C'est "une des plus importantes fraudes fiscales (jamais) poursuivies devant un tribunal correctionnel", selon le PNF, qui a décrit un "montage artificiel", "complexifié" à dessein, avec un "but exclusivement fiscal". Par d'autres mécanismes, évoqués dans des échanges de mails, ce report d'imposition aurait pu en outre devenir permanent, a fait valoir le PNF.

Au final, cette cascade d'opérations a entraîné une plus-value considérable (un facteur multiplicateur de 191% à partir de l'investissement initial d'environ 1,6 million, selon le PNF), notamment parce que le cours de l'action Wendel a beaucoup augmenté entre 2004 et 2007 (passant de 40 à 127 euros).

L'un des enjeux du dossier est de déterminer l'intention, ou pas, des prévenus à frauder : hautement qualifiés, ils ne sont pas des "madame et messieurs Jourdain" qui feraient de la fraude fiscale "sans s'en rendre compte", a balayé avec ironie l'accusation.

"Bonne foi"

Au contraire, les prévenus ont soutenu avoir cru, de bonne foi, pouvoir bénéficier de ce régime fiscal au vu de la jurisprudence de l'époque, confortés par l'expertise du réputé cabinet d'avocats Debevoise & Plimpton.
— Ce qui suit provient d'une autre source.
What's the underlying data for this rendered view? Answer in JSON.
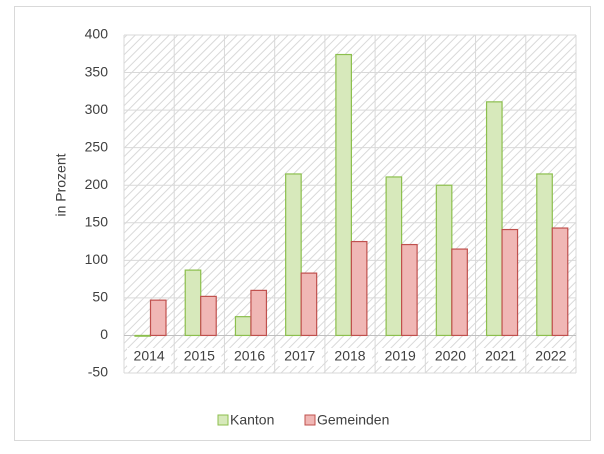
{
  "chart_data": {
    "type": "bar",
    "y_label": "in Prozent",
    "categories": [
      "2014",
      "2015",
      "2016",
      "2017",
      "2018",
      "2019",
      "2020",
      "2021",
      "2022"
    ],
    "series": [
      {
        "name": "Kanton",
        "color": "#d7e9bb",
        "stroke": "#8cbf4d",
        "values": [
          -1,
          87,
          25,
          215,
          374,
          211,
          200,
          311,
          215
        ]
      },
      {
        "name": "Gemeinden",
        "color": "#f0b7b5",
        "stroke": "#c0504d",
        "values": [
          47,
          52,
          60,
          83,
          125,
          121,
          115,
          141,
          143
        ]
      }
    ],
    "ylim": [
      -50,
      400
    ],
    "yticks": [
      -50,
      0,
      50,
      100,
      150,
      200,
      250,
      300,
      350,
      400
    ],
    "grid": true,
    "legend": "bottom"
  }
}
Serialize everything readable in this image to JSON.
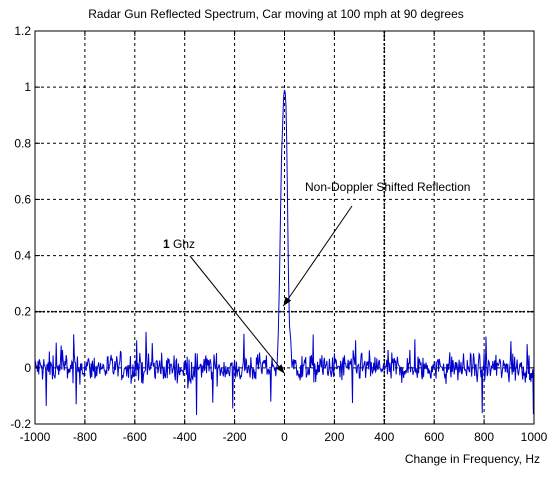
{
  "chart_data": {
    "type": "line",
    "title": "Radar Gun Reflected Spectrum, Car moving at 100 mph at 90 degrees",
    "xlabel": "Change in Frequency, Hz",
    "ylabel": "",
    "xlim": [
      -1000,
      1000
    ],
    "ylim": [
      -0.2,
      1.2
    ],
    "x_ticks": [
      -1000,
      -800,
      -600,
      -400,
      -200,
      0,
      200,
      400,
      600,
      800,
      1000
    ],
    "y_ticks": [
      -0.2,
      0,
      0.2,
      0.4,
      0.6,
      0.8,
      1,
      1.2
    ],
    "x_tick_labels": [
      "-1000",
      "-800",
      "-600",
      "-400",
      "-200",
      "0",
      "200",
      "400",
      "600",
      "800",
      "1000"
    ],
    "y_tick_labels": [
      "-0.2",
      "0",
      "0.2",
      "0.4",
      "0.6",
      "0.8",
      "1",
      "1.2"
    ],
    "grid": true,
    "reference_lines": [
      {
        "axis": "x",
        "value": 400
      },
      {
        "axis": "y",
        "value": 0.2
      }
    ],
    "series": [
      {
        "color": "#0000cc",
        "noise": {
          "x_range": [
            -1000,
            1000
          ],
          "mean": 0.0,
          "spread": 0.08,
          "min_dip": -0.17,
          "max_spike": 0.13
        },
        "peak": {
          "x": [
            -30,
            -25,
            -20,
            -16,
            -12,
            -8,
            -5,
            -3,
            0,
            3,
            6,
            9,
            12,
            16,
            20,
            25,
            30
          ],
          "y": [
            0.0,
            0.12,
            0.32,
            0.55,
            0.75,
            0.85,
            0.93,
            0.97,
            0.99,
            0.98,
            0.93,
            0.8,
            0.6,
            0.32,
            0.15,
            0.1,
            0.0
          ]
        }
      }
    ],
    "annotations": [
      {
        "bold_part": "1",
        "text": " Ghz",
        "target": [
          0,
          -0.02
        ]
      },
      {
        "text": "Non-Doppler Shifted Reflection",
        "target": [
          -5,
          0.22
        ]
      }
    ]
  }
}
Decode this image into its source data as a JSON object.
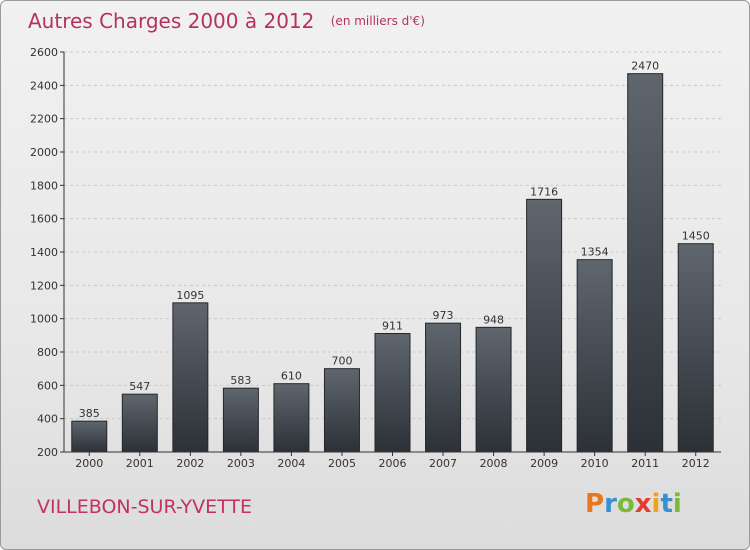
{
  "header": {
    "title": "Autres Charges 2000 à 2012",
    "subtitle": "(en milliers d'€)"
  },
  "footer": {
    "city": "VILLEBON-SUR-YVETTE",
    "logo_letters": [
      "P",
      "r",
      "o",
      "x",
      "i",
      "t",
      "i"
    ],
    "logo_colors": [
      "#e8781e",
      "#3a8fd1",
      "#7ab83a",
      "#e23c2e",
      "#f0a21e",
      "#3a8fd1",
      "#7ab83a"
    ]
  },
  "chart_data": {
    "type": "bar",
    "categories": [
      "2000",
      "2001",
      "2002",
      "2003",
      "2004",
      "2005",
      "2006",
      "2007",
      "2008",
      "2009",
      "2010",
      "2011",
      "2012"
    ],
    "values": [
      385,
      547,
      1095,
      583,
      610,
      700,
      911,
      973,
      948,
      1716,
      1354,
      2470,
      1450
    ],
    "ylim": [
      200,
      2600
    ],
    "yticks": [
      200,
      400,
      600,
      800,
      1000,
      1200,
      1400,
      1600,
      1800,
      2000,
      2200,
      2400,
      2600
    ],
    "grid": true,
    "bar_color": "#4a5058"
  }
}
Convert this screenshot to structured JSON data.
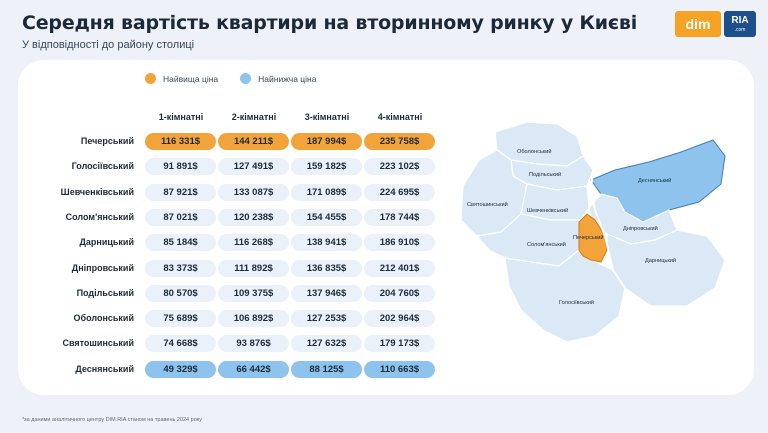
{
  "header": {
    "title": "Середня вартість квартири на вторинному ринку у Києві",
    "subtitle": "У відповідності до району столиці"
  },
  "logo": {
    "dim": "dim",
    "ria": "RIA",
    "ria_sub": ".com"
  },
  "legend": {
    "high": {
      "label": "Найвища ціна",
      "color": "#f2a43a"
    },
    "low": {
      "label": "Найнижча ціна",
      "color": "#8ec3ee"
    }
  },
  "table": {
    "columns": [
      "1-кімнатні",
      "2-кімнатні",
      "3-кімнатні",
      "4-кімнатні"
    ],
    "rows": [
      {
        "district": "Печерський",
        "values": [
          "116 331$",
          "144 211$",
          "187 994$",
          "235 758$"
        ],
        "highlight": "high"
      },
      {
        "district": "Голосіївський",
        "values": [
          "91 891$",
          "127 491$",
          "159 182$",
          "223 102$"
        ],
        "highlight": ""
      },
      {
        "district": "Шевченківський",
        "values": [
          "87 921$",
          "133 087$",
          "171 089$",
          "224 695$"
        ],
        "highlight": ""
      },
      {
        "district": "Солом'янський",
        "values": [
          "87 021$",
          "120 238$",
          "154 455$",
          "178 744$"
        ],
        "highlight": ""
      },
      {
        "district": "Дарницький",
        "values": [
          "85 184$",
          "116 268$",
          "138 941$",
          "186 910$"
        ],
        "highlight": ""
      },
      {
        "district": "Дніпровський",
        "values": [
          "83 373$",
          "111 892$",
          "136 835$",
          "212 401$"
        ],
        "highlight": ""
      },
      {
        "district": "Подільський",
        "values": [
          "80 570$",
          "109 375$",
          "137 946$",
          "204 760$"
        ],
        "highlight": ""
      },
      {
        "district": "Оболонський",
        "values": [
          "75 689$",
          "106 892$",
          "127 253$",
          "202 964$"
        ],
        "highlight": ""
      },
      {
        "district": "Святошинський",
        "values": [
          "74 668$",
          "93 876$",
          "127 632$",
          "179 173$"
        ],
        "highlight": ""
      },
      {
        "district": "Деснянський",
        "values": [
          "49 329$",
          "66 442$",
          "88 125$",
          "110 663$"
        ],
        "highlight": "low"
      }
    ]
  },
  "map": {
    "labels": {
      "obolonskyi": "Оболонський",
      "podilskyi": "Подільський",
      "desnianskyi": "Деснянський",
      "sviatoshynskyi": "Святошинський",
      "shevchenkivskyi": "Шевченківський",
      "dniprovskyi": "Дніпровський",
      "pecherskyi": "Печерський",
      "solomianskyi": "Солом'янський",
      "darnytskyi": "Дарницький",
      "holosiivskyi": "Голосіївський"
    }
  },
  "footnote": "*за даними аналітичного центру DIM.RIA станом на травень 2024 року"
}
Principal bénéficiaire de Solfur avec 116 millions d'euros, Jean-Bernard Lafonta est aussi jugé pour complicité de la fraude de ses coprévenus, car il est soupçonné d'avoir "supervisé" le montage et "forcé la main" à certains cadres. "Absurde", a assuré à la barre celui qui a démissionné de Wendel en 2009 dans le sillage de cette affaire et de la montée contestée au capital de Saint-Gobain.

De son côté, l'avocat, l'avocat de l'ancien président du Medef Ernest-Antoine Seillière a réclamé la relaxe, dénonçant des réquisitions d'une "immense violence". "Il a été proposé une forme de mort professionnelle et sociale pour l'ensemble des prévenus", a lancé au début de sa plaidoirie Me Eric Dezeuze. "Voici quelqu'un qui a représenté la France, les entreprises françaises, dans le monde, en Europe, qui a toujours senti que servir l'entreprise c'était servir la France. (...) Face à tout cela, un seul mot: prison", a fustigé l'avocat.

Après des années de contentieux, la quasi-totalité des prévenus a conclu une transaction avec le fisc, se voyant pour certains rembourser des millions d'euros versés sur la base du premier redressement. La banque JP Morgan, qui avait concédé des prêts massifs aux managers dans le cadre de Solfur, a elle aussi été renvoyée pour complicité de fraude fiscale. Elle a accepté en septembre de payer 25 millions d'euros d'amende via une transaction judiciaire pour clore les poursuites.

La société d'investissement Wendel a annoncé fin mars avoir réalisé un bénéfice net de 1,05 milliard d'euros en 2021.